The logistics of movie making are beyond me, but as a film lover there is a startling fact apparent that I can’t not blog about for much longer. I am well versed in the genre of rom-coms and romantic dramas, some of my favourite films even fall into these categories, but I’ve come to notice something. And its been bugging me. Where is my representation? Where are all of the fat characters in love? When films approach the subject of fatness, it is never genuine, raw or real. That’s not to say that films don’t give fat men and women some visibility, it’s just the wrong kind. For both male and female fat characters, the road from opening titles to closing credits is tumultuous, more so when the subject of love is the focal point of their story.
I take umbrage to the idea that fat men and women can’t fall in love before losing weight first. Many films tend to follow the same structure: a fat character is overlooked by the object of their affections, said fat character loses weight, and then gets the girl/guy. Take the character that Ryan Reynolds plays in Just Friends, Chris Brander. As a teenager, Chris is hopelessly in love with his (blonde and slim) best friend Jamie, but Jamie blindly continues their friendship – until they meet some years later and Chris has had his braces removed and shed the weight that he carried. Then she’s interested, funny that. Similarly, Renée Zellweger’s portrayal of well-loved screw up, Bridget Jones, focuses intensely on Bridget’s desire to lose weight and get the guy (all whilst just toeing the line of curvy, I hasten to add). It would be refreshing to see a fat character in love – not in spite of their size, but regardless of it.

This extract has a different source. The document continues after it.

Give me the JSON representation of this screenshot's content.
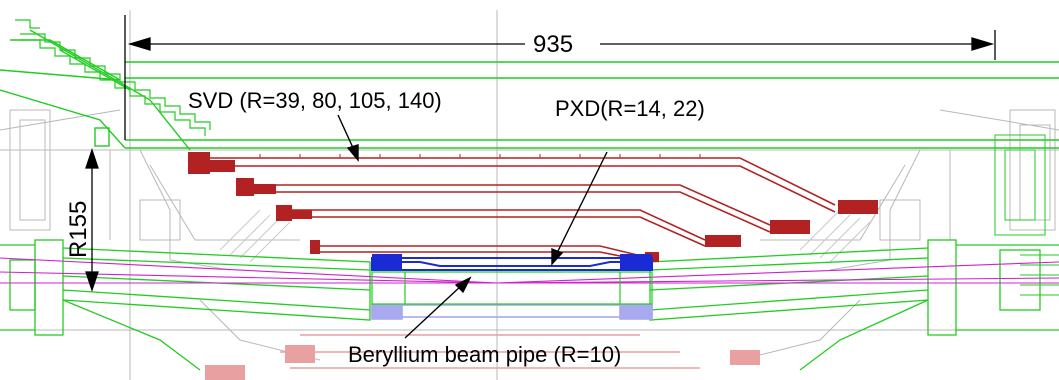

Shallow Hal and Hairspray, although to be applauded for their attempts at subverting the stigma surrounding fat relationships, still make some mistakes. Rosemary, Gwyneth Paltrow’s fat-suited character, is ridiculed, bullied and demeaned throughout, until Hal (played by chubby favourite, Jack Black) finally sees her size and overcomes cultural obstacles to fall in love with her in spite of her size. Not a million miles away from this, Tracy Turnblad in Hairspray, smashes through social stigma to become a dancing sensation – oh, and she gets the guy. These films, in my eyes, are pioneers of fat character acceptance: but they still fixate on the size of their fat characters as an entity to overcome, something that has to be acknowledged, discussed and conquered first.

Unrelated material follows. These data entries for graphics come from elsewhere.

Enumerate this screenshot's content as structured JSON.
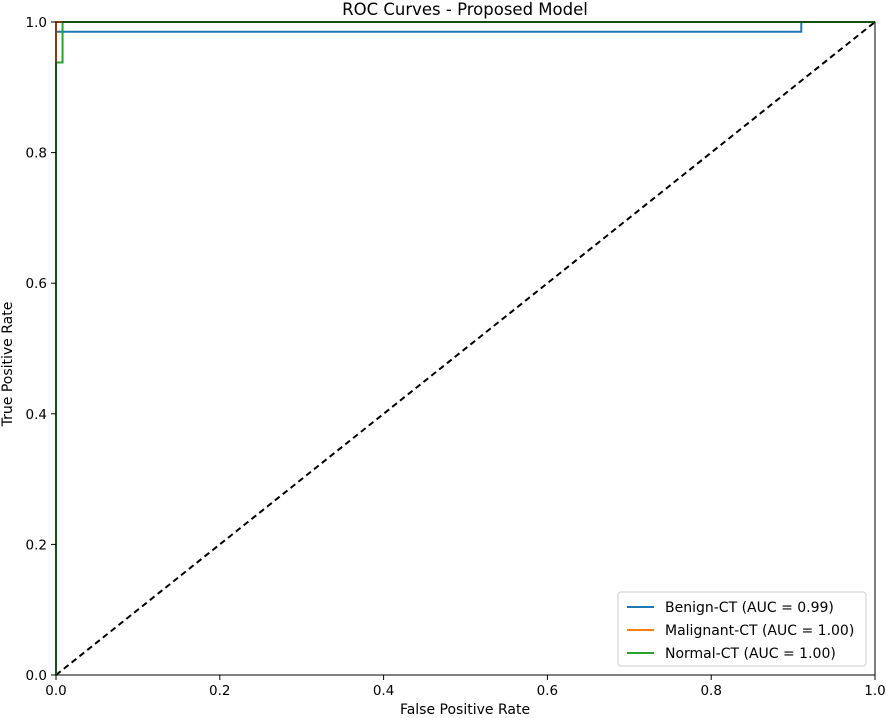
{
  "chart_data": {
    "type": "line",
    "title": "ROC Curves - Proposed Model",
    "xlabel": "False Positive Rate",
    "ylabel": "True Positive Rate",
    "xlim": [
      0.0,
      1.0
    ],
    "ylim": [
      0.0,
      1.0
    ],
    "xticks": [
      0.0,
      0.2,
      0.4,
      0.6,
      0.8,
      1.0
    ],
    "yticks": [
      0.0,
      0.2,
      0.4,
      0.6,
      0.8,
      1.0
    ],
    "xtick_labels": [
      "0.0",
      "0.2",
      "0.4",
      "0.6",
      "0.8",
      "1.0"
    ],
    "ytick_labels": [
      "0.0",
      "0.2",
      "0.4",
      "0.6",
      "0.8",
      "1.0"
    ],
    "grid": false,
    "legend_position": "lower-right",
    "series": [
      {
        "name": "Benign-CT (AUC = 0.99)",
        "color": "#1f77b4",
        "x": [
          0.0,
          0.0,
          0.008,
          0.008,
          0.91,
          0.91,
          1.0
        ],
        "y": [
          0.0,
          0.985,
          0.985,
          0.985,
          0.985,
          1.0,
          1.0
        ]
      },
      {
        "name": "Malignant-CT (AUC = 1.00)",
        "color": "#ff7f0e",
        "x": [
          0.0,
          0.0,
          1.0
        ],
        "y": [
          0.0,
          1.0,
          1.0
        ]
      },
      {
        "name": "Normal-CT (AUC = 1.00)",
        "color": "#2ca02c",
        "x": [
          0.0,
          0.0,
          0.008,
          0.008,
          1.0
        ],
        "y": [
          0.0,
          0.938,
          0.938,
          1.0,
          1.0
        ]
      }
    ],
    "reference_line": {
      "style": "dashed",
      "color": "#000000",
      "x": [
        0.0,
        1.0
      ],
      "y": [
        0.0,
        1.0
      ]
    }
  }
}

When a fat character is not at the centre of a love narrative, but appears as the ‘token fat character’, they often fall into two categories.The Parody: plus-size favourite, Rebel Wilson, is seen in Pitch Perfect as Fat Amy. Come on, do I really need to explain why this is a bad move for fat character representation? I’m all for progression and acceptance where the word ‘fat’ is concerned, but when a character is literally defined by their size so obviously, it becomes somewhat absurd. The Manly: comedic genius, Melissa McCarthy, is often at the pinnacle of this category. In Bridesmaids, she plays uncouth and grotesque Megan, in button-down plaid shirts, with no make-up and ‘slacks’, she is presented as a caricature of a fat woman. We see Megan flirt obscenely with most men that she comes across, to no avail, she is meant to be seen as an unattractive joke for her slimmer counterparts to pick fun at.

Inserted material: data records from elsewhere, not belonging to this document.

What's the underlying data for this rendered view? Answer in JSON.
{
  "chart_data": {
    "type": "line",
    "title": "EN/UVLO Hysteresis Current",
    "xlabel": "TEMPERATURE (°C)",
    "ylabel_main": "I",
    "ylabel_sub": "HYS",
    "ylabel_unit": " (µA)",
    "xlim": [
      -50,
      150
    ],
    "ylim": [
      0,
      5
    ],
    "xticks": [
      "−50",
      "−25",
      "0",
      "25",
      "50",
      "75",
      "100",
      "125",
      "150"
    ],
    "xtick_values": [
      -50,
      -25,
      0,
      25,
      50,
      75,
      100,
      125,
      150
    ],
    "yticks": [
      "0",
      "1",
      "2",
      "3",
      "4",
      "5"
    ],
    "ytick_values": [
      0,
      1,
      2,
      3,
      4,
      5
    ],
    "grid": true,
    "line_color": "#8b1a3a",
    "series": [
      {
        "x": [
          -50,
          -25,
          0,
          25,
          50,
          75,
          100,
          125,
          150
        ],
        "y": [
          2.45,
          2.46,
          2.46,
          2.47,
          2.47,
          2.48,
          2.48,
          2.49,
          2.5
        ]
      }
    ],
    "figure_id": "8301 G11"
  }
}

Sometimes, fat characters are expected to accept this representation for the sake of comedy. The Inbetweeners is non-PC lads ‘banter’ and we are expected to excuse the fun poked at those who are not privy to mainstream acceptance – fat people included. When crude Jay falls for fat Jane, he hides behind his emotions by bullying and demeaning her publicly, before subsequently reconciling with her when he realises how he really feels. There is so much wrong with this fat relationship ideology that I don’t know where to start: after being fat shamed, the character of Jane willingly accepts a relationship with Jay. If an impressionable fat man or woman saw this presentation of fatness, they would take only one thing away with them: that it is okay to embark on a relationship with someone who thinks it is okay to bully you, because that’s all you’re worthy of.
Romantic stories for fat characters either don’t exist, or are ridiculed. But I don’t want to live under the precedent that fat people can’t have wholesome, loving relationships any longer. I want to see fat men and women involved in romantic comedies and dramas without reference to their size being made; I want to see fat men and women be real and genuine; I want fat men and women to be acknowledged as real characters, not as parodies or as a joke; I want to see fat men and women in love.
I want to see my happily ever after, Hollywood.